Education 2030 recognizes gender equality as a key feature of inclusive and equitable quality education. Yet while school enrolments continue to increase globally, gender inequalities remain in experiences in schools, with ongoing marginalisation of certain groups, and gender-unequal educational outcomes.
Improving gender equality in teaching and learning is key to addressing these issues; as what is taught in the formal and informal curriculum will affect attitudes, values, skills and knowledge around gender. But what institutional and system-wide changes are needed to break cycles of exclusion around gender in teaching and learning? How do policies translate into reality and which national and international actors are key in the diverse challenges around gender equality?
The symposium offers three papers that examine different aspects of these challenges. It will offer innovative, critical perspectives on the dynamics and political realities around gender, education and inclusion, which are central to making education more gender inclusive by 2030.Discussant:tbc (see email).
Amy North and Elaine Unterhalter: Gender, policy and contested practices
An unexamined assumption by many who developed the MDGs and EFA, and went on to monitor them, was that policy, rather than people, made change happen in relation to gender equality. In this paper, we question this. We argue that people, shaped by and shaping social relations under particular historical conditions, inside and outside government, take policy and re-make it through practice. Understanding these historically situated relationships of practices around gender equality policy is key to understanding whether, or under what circumstances, global policy goals may be realised and their transformation between global, national and local sites. In this paper, we trace analytically relationships and processes of enactment across these boundaries, distinguishing four terrains of a middle space that stretches between a policy and its realisation in practice, and drawing out their significance for institutionalising and sustaining work on gender and education.
Nora Fyles: Gender-responsive education sector planning
The Education 2030 Framework for Action petitions governments to ensure gender issues are integrated in education planning and programming. Since 2014, UNGEI and Global Partnership for Education (GPE) have collaborated on an innovative initiative to support countries on this, developing a guidance for education sector planning based on globally agreed good practice in education planning, gender mainstreaming principles, and field research with education ministries in Eritrea, Guinea and Malawi. The guidance will be launched in 2017, through a series of regional workshops designed for Ministry of Education planners, gender experts and national development partners. The first workshop will include 6 GPE partner countries in Southern and Eastern Africa.
Drawing on early learnings, this paper will explore the potential for country led education sector planning involving multi-stakeholder partners, to be an avenue for gender integration, breaking down policy silos, and embedding gender considerations into national and global systems, to effectively contribute to the achievement of inclusive and quality education for all.

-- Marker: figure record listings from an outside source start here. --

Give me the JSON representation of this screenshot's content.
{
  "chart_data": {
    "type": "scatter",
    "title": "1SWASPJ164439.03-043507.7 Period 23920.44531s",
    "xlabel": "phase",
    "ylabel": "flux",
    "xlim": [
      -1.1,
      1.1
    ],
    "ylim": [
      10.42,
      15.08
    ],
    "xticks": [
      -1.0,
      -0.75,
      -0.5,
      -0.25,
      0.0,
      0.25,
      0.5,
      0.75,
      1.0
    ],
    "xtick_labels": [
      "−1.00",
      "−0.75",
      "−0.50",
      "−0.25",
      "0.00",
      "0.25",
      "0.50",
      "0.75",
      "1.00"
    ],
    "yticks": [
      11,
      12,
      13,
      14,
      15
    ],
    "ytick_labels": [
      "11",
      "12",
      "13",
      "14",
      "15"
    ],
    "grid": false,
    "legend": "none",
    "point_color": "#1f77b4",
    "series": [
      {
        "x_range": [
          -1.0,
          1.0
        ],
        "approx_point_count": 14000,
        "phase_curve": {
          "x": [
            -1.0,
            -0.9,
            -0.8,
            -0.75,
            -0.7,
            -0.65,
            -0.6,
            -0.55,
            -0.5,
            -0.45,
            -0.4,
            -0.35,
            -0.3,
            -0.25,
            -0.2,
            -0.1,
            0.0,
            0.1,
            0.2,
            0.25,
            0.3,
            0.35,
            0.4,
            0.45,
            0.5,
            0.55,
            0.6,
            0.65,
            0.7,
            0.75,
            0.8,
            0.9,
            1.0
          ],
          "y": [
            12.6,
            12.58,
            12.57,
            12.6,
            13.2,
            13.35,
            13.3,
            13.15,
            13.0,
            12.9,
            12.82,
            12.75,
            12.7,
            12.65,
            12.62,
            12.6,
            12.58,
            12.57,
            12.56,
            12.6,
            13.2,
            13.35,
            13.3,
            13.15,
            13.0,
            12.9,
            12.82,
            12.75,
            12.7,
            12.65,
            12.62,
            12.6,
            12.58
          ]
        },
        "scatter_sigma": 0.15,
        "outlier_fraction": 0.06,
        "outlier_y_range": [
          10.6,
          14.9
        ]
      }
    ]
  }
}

Rosie Peppin Vaughan: Transnational Activism on Gender and Education
Women’s civil society groups can be key in moving towards gender equality; in education, they can be central in pushing forwards on curriculum reform around gender, teacher training on gender, non-formal adult education initiatives and alternative delivery models, and engaging with marginalised groups. While there has been significant work on the role of the international women’s movement and on activism in national contexts, there has been little investigation of transnational activism on gender and education. This paper reports on new empirical work, using social movement theory to explore the factors underlying how and why civil society groups link to global policy structures, also asking whether the shifting global power balance has implications for civil society engagement under the SDGs.